Das hab ich auch gehört. Es heißt, sie haben sich auf die Festung Königstein abgesetzt und nicht einmal die Behörden von ihrer Abreise aus Dresden in Kenntnis gesetzt.

 

Boitz:

Denen steht das Wasser bis zum Halse! Das ist doch ein gutes Zeichen!

 

Wolf:

Genau. Wenn sie abgehauen sind, können sie auch keinen Schaden mehr anrichten!

 

Wahl:

So einfach ist es leider nicht. Sie sind und bleiben gefährlich. Denn wenn die zur Verstärkung angeforderten Preußen bis Dresden durchkommen, war alles umsonst.

 

Boitz:

Aber was können wir dagegen tun? Wir können doch nicht rumsitzen und auf das Ende warten!

 

Wolf:

Was können wir schon ausrichten? Drei Männer und ganz ohne Waffen?

 

Boitz:

Wir sind nicht nur drei. Auch der Schankwirt Reiche vom Röderauer „Waldschlösschen“, Seifensieder Gruhl und Advokat Ackermann aus Riesa sind auf unserer Seite.

 

Wahl:

Wir müssen auf jeden Fall verhindern, dass die Preußen nach Dresden gelangen!

 

Boitz:

Aber wie denn? Habt ihr eine Idee, Dr. Wahl?

 

Wolf:

Dr. Wahl hat immer eine Idee, das weißt du doch!

 

Boitz:

Johann, sag, was wir tun können. Ich bin dabei!

 

Wahl:

Die Preußen kommen mit der Eisenbahn. Wir können an den Schienen was machen und den Zug aufhalten.

 

Wolf:

Hoffentlich erwischt uns keine Polizeistreife. Das würde Zuchthaus bedeuten!

 

Boitz:

Wenn du dich nicht traust, dann machen wir es ohne dich!

 

Wolf:

Kommt nicht in Frage. Ich lass euch doch nicht in Stich. Wir haben bisher zusammengehalten und so bleibt es. Lasst uns am besten gleich anfangen im Schutz der Dunkelheit.

 

Wahl:

Nein, nicht jetzt. Erst kurz bevor der Zug hier eintrifft. Morgen früh, am 5. März, gegen 10.30 Uhr wird es soweit sein.
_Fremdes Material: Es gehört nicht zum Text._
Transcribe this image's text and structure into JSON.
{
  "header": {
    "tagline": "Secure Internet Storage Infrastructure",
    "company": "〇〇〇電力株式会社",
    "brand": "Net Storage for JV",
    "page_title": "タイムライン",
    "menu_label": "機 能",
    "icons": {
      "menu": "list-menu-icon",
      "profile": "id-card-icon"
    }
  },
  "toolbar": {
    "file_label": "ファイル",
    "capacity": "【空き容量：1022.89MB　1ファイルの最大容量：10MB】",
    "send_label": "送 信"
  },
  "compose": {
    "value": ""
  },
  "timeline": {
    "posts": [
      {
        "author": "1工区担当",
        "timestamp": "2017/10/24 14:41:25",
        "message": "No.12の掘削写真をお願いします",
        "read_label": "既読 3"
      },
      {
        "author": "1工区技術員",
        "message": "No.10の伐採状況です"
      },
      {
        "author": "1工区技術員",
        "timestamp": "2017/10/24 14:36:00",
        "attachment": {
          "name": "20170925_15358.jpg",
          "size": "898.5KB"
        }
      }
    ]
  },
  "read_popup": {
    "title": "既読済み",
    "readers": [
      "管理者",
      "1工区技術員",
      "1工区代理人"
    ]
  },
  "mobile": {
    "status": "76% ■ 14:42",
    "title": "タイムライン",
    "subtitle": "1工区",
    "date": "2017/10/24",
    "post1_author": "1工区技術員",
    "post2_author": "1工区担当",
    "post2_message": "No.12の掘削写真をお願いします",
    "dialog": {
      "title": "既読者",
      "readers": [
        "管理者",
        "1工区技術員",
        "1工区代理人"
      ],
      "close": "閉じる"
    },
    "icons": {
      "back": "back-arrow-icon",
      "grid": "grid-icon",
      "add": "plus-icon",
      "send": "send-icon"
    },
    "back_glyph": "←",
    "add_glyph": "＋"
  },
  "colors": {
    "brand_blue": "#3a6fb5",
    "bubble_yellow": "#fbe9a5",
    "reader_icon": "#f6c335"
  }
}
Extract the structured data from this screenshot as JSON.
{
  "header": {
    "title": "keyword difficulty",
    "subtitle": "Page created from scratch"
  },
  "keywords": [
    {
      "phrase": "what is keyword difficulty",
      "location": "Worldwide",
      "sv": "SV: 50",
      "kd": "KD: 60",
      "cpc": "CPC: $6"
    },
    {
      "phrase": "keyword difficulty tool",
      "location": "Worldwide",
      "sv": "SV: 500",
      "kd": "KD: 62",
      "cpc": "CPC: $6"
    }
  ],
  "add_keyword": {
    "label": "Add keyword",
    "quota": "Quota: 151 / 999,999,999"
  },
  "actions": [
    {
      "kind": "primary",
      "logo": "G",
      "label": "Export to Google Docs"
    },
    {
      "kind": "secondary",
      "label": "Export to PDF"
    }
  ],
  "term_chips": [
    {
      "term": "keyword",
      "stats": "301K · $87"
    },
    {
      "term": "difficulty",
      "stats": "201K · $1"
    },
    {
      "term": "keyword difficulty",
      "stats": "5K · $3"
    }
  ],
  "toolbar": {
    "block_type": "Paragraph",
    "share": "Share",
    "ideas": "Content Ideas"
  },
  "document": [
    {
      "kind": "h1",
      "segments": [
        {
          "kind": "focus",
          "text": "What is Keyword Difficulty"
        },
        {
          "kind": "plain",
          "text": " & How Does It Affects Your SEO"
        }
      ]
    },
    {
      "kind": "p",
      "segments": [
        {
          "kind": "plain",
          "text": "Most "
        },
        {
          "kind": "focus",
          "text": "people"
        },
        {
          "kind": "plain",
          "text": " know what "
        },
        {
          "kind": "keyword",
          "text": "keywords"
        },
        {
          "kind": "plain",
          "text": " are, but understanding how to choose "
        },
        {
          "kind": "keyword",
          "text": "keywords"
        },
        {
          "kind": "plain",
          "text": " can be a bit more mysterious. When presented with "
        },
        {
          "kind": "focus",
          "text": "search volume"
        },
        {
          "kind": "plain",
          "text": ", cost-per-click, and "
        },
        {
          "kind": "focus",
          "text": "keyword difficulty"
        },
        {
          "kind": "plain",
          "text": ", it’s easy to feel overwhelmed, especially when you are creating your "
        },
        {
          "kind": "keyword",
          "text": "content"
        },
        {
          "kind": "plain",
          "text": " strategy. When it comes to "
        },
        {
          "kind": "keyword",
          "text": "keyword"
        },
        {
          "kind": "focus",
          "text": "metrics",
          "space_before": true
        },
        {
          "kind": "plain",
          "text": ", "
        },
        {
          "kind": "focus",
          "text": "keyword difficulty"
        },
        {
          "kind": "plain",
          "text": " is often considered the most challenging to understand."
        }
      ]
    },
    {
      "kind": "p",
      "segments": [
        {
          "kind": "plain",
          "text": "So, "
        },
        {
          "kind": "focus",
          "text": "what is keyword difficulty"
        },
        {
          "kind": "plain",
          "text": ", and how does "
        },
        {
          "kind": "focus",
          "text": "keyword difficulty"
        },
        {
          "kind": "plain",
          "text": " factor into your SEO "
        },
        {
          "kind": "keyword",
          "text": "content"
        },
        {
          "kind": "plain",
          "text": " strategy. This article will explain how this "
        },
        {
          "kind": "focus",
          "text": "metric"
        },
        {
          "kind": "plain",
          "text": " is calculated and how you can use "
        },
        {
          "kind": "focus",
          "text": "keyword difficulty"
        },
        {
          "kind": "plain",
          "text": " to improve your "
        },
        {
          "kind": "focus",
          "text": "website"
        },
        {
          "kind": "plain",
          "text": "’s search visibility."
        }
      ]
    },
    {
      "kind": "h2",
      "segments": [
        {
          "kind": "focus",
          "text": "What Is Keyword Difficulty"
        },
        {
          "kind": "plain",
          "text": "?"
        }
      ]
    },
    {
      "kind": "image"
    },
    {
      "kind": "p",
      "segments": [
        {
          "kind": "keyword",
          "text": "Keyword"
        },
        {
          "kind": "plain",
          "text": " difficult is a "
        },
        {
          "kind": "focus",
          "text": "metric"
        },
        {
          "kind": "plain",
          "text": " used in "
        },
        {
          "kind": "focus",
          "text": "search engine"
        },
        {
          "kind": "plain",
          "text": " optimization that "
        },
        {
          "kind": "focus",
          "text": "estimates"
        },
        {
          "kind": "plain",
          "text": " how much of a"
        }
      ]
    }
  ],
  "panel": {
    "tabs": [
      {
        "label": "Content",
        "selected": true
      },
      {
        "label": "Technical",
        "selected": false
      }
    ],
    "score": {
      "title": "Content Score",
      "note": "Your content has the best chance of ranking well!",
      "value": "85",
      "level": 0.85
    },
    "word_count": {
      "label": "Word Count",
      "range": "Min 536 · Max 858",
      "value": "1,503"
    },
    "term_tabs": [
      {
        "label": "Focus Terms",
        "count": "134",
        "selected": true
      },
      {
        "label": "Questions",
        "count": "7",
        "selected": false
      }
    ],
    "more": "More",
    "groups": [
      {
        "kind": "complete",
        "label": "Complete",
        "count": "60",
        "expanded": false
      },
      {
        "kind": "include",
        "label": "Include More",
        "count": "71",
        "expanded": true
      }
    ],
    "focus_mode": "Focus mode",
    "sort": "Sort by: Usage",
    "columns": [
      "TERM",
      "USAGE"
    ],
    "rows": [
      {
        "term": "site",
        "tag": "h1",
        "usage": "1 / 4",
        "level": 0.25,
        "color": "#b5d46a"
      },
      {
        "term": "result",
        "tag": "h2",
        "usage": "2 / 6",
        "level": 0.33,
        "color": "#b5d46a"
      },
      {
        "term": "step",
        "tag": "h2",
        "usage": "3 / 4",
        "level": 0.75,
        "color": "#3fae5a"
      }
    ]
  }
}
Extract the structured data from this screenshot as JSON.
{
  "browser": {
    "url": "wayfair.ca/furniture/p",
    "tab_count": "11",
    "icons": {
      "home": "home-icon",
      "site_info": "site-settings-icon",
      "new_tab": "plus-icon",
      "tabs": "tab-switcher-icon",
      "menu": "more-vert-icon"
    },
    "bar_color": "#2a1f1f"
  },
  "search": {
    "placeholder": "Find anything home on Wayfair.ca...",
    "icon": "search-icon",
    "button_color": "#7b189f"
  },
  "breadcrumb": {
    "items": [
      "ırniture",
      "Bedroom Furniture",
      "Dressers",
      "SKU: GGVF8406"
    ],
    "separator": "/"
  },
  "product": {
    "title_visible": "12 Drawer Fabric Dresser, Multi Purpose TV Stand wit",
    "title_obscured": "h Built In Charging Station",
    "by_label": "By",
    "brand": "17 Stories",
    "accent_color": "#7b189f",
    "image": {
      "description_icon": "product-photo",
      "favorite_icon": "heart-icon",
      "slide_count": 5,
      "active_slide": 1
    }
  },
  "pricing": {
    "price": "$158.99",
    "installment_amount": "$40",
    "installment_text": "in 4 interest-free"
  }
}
Ich hab‘ das aus zuverlässiger Quelle.

 

Wolf:

Wann treffen wir uns?

 

Wahl:

Eine Stunde zuvor. Also 9.30 Uhr kurz vor der Bahnstation Röderau. Dort ist es durch Büsche und Wildwuchs gut vor Blicken geschützt. Wir werden uns das Verbindungsgleis zwischen Röderau und der Dresdner Strecke vornehmen. Wer sagt den anderen Bescheid?

 

Wolf:

Das übernehm‘ ich. Kannst du Werkzeug besorgen, Paul?

 

Boitz:

Ja, klar. Aber was machen wir, wenn die Preußen Verstärkung losschicken, um doch noch nach Dresden zu gelangen?

 

Wahl:

Daran habe ich auch schon gedacht. Wir werden Posten stellen und wenn es tatsächlich dazu kommen sollte, bleibt uns nichts anderes übrig, als die Schienen zwischen Röderau und der Grenze zu Preußen abzubauen. Seht zu, dass ihr noch ein paar Männer gewinnen könnt, wenn es zum äußersten kommt. Aber nehmt euch in Acht und geht jetzt. Einzeln und in unterschiedlicher Richtung. Wir treffen uns morgen früh.